Der Feuermeister
Onish ballt in ohnmächtiger Wut beide Hände zu Fäusten. Die jungen Shahraní sind nicht zu sehen. Er fürchtet, dass sie ertrinken oder zu leichten Opfern des Shalen werden. Der Schattenwandler bemerkt nicht, wie Dánirah ihm beruhigend eine Hand auf den Arm legt, während er überstürzt seine Energiereserven auffüllt. Erst als Talisha ihn unsanft mit ihrer Schnauze anstößt, wendet er ihr unwillig seine Aufmerksamkeit zu.

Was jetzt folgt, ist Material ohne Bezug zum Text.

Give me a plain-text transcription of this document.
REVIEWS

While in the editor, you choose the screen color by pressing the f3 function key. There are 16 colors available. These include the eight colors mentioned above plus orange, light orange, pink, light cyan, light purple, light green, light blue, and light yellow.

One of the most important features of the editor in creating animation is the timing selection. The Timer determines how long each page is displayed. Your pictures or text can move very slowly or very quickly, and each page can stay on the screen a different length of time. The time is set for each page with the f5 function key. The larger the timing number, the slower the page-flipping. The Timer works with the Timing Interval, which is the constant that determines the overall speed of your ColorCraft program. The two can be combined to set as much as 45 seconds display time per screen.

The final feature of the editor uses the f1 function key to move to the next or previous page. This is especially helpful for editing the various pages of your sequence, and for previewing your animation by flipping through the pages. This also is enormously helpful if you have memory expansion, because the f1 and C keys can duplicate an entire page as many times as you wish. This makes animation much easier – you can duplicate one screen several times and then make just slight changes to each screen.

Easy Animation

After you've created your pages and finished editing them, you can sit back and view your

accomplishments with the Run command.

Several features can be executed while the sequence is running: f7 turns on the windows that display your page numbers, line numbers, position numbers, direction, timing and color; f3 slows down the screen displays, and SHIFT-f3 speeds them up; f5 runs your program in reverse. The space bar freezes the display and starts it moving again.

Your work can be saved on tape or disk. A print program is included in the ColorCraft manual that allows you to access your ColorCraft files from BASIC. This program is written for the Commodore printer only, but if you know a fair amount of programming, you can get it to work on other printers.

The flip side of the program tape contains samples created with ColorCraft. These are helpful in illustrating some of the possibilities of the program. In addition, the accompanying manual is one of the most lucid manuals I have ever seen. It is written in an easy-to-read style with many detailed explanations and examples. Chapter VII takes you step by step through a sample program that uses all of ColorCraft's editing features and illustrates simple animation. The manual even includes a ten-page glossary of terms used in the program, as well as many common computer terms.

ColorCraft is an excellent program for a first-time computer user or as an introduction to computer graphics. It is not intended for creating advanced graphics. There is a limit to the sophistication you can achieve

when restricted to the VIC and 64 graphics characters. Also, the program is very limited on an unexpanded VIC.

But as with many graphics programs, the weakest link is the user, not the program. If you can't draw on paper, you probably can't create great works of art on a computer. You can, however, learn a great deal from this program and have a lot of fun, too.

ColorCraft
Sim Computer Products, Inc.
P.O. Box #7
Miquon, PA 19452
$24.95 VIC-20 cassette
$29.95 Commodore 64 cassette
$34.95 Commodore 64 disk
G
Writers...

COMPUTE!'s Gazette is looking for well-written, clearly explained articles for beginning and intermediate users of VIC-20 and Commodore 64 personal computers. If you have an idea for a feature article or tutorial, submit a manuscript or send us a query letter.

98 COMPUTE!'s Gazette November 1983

‹Kej beschützt die Shahraní. Kümmere dich um den Shalen.›
«Ich weiß. Ich habe nur keine Ahnung, wie! Meine Magie reicht nicht.»
‹Du hast Freunde. Lass es uns zusammen versuchen!›
Onish blickt sich auf dem Schiff um. Delani hat die Verfolgung des Fischerboots aufgenommen, das während dem Löschen des Brandes einen beträchtlichen Vorsprung gewann. Das kleine Boot läuft höher am Wind als das flache Flussschiff. Dafür ist dieses länger und erreicht dadurch höhere Geschwindigkeiten. Akim, Rihàn und drei Krieger bedienen kompetent die Segel. Langsam nähern sie sich dem Fischerboot. Onish erkennt, das Hajtash mit einem Fischernetz hantiert, vermutlich will er die Shahraní aus dem Meer ziehen. Von den Drachen ist aber keine Spur zu erkennen. Erst jetzt fällt dem Schattenwandler auf, dass Kej immer noch auf ihrer Flöte spielt. Er wendet sich an Talisha.
«Was tut sie?»
‹Sie beschützt die Shahraní. Sie hat ihnen gesagt, sie sollen sich ins Meer fallen lassen. Ihre Kraft ist noch zu gering, um dem Shalen zu widerstehen. Aber wenn sie sich vor ihm verschließen, kann er sie nicht kontrollieren.›
«Wie können sie unter Wasser überleben?»
‹Erinnerst du dich, wie sie jagen? Sie sind magische Wesen und gute Taucher. Mach dir um sie keine Sorgen. Wir müssen Hajtash aufhalten!›
Entschlossen wendet sich Onish ab und sucht nach Sanesh. Der junge Magier steht nur wenige Schritte entfernt neben Liha an der Reling, die zerzauste Krähe auf seiner Schulter. Alle drei blicken finster zum Boot des Shalen hinüber.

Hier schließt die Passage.